Il fut, du reste, le seul qui profita en cette affaire. Car lorsque My Lady
Duchess of Buckingham reçut par bateau de son époux les flacons de fleur
d’oranger, elle ne voulut même pas les ouvrir, car étant offerts par ces
Français traîtreux et débauchés, ils ne pouvaient qu’être empoisonnés, et rien
que de se les mettre sous le nez serait aspirer une vapeur mortelle…
    Soubise à Londres avait été formel.
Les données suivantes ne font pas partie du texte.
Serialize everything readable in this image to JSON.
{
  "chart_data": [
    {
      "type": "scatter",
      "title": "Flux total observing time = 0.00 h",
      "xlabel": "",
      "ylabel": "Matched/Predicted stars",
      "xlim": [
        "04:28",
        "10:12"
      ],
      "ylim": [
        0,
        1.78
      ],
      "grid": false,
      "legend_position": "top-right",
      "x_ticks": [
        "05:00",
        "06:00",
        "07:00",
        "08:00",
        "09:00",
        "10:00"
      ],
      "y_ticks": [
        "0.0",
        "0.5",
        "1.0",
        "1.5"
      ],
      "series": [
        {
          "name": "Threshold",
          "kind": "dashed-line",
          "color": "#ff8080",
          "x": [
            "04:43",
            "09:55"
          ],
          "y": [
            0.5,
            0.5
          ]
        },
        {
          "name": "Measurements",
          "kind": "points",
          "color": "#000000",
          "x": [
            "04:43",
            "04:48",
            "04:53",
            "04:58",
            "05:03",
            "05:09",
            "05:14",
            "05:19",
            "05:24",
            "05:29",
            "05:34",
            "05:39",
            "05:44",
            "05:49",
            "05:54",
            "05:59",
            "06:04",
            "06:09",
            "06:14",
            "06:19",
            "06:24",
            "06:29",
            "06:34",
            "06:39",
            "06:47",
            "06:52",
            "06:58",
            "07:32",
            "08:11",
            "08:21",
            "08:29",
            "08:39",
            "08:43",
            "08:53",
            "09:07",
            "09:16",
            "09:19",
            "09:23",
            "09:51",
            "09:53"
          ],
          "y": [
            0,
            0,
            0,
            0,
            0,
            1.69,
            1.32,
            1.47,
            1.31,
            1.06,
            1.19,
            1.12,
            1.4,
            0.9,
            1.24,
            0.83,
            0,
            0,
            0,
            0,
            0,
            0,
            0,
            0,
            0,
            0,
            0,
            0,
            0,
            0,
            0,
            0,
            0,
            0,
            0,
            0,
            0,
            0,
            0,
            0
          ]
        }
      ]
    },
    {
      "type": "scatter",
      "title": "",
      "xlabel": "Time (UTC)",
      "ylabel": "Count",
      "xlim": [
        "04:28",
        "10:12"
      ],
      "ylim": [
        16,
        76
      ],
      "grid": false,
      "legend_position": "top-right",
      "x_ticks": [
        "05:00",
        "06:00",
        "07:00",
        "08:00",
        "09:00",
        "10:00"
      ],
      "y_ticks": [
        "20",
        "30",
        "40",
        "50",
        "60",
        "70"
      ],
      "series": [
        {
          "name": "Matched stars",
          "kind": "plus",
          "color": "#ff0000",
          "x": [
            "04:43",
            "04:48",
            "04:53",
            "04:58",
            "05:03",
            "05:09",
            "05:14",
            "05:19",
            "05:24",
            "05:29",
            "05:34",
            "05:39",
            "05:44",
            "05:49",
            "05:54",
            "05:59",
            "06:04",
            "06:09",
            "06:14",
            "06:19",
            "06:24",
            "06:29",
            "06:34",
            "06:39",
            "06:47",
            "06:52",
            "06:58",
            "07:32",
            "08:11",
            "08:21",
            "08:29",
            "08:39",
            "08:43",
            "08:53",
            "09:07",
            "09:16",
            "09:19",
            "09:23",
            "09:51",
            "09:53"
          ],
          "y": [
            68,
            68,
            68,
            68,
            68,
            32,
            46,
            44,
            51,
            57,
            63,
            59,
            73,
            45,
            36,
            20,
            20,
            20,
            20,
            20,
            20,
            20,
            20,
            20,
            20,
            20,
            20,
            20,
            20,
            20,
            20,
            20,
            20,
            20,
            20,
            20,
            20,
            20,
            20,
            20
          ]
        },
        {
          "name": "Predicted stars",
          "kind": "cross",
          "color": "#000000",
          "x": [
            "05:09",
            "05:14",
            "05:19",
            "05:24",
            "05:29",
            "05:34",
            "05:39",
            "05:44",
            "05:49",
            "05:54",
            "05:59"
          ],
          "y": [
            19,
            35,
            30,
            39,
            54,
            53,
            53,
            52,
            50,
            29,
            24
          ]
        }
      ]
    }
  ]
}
Dès lors que My Lord
Buckingham apparaîtrait devant La Rochelle, la ville lui ouvrirait son port et
ses portes. Et il faut bien dire que les Rochelais eux-mêmes avaient donné
cette impression au duc par les frénétiques appels au secours dont depuis des
mois à Londres ils avaient fatigué ses oreilles. My Lord Buckingham pouvait
donc espérer que le jour même où il occuperait l’île de Ré, les Rochelais,
s’engageant à ses côtés, se révolteraient contre le roi.
    Il n’en fut rien. Malgré les menées dans la ville d’une
minorité fanatique inspirées par la duchesse de Rohan, le duc de Rohan et
Soubise, une majorité qui craignait pour sa tranquillité, ses biens, ses
bateaux et ses privilèges, s’opposa à la rébellion. Cependant elle permit à un
assez fort contingent de gentilshommes huguenots d’aller se battre aux côtés
des Anglais.
    Ce contingent arriva dans l’île après le combat de
Sablanceaux et un mois plus tard, rien ne se passant que l’encerclement
progressif de la citadelle, La Rochelle les rappela. Ces huguenots, jeunes et
ardents, ressentirent vivement dans leur honneur le fait de retourner se mettre
à l’abri dans leur ville sans avoir combattu.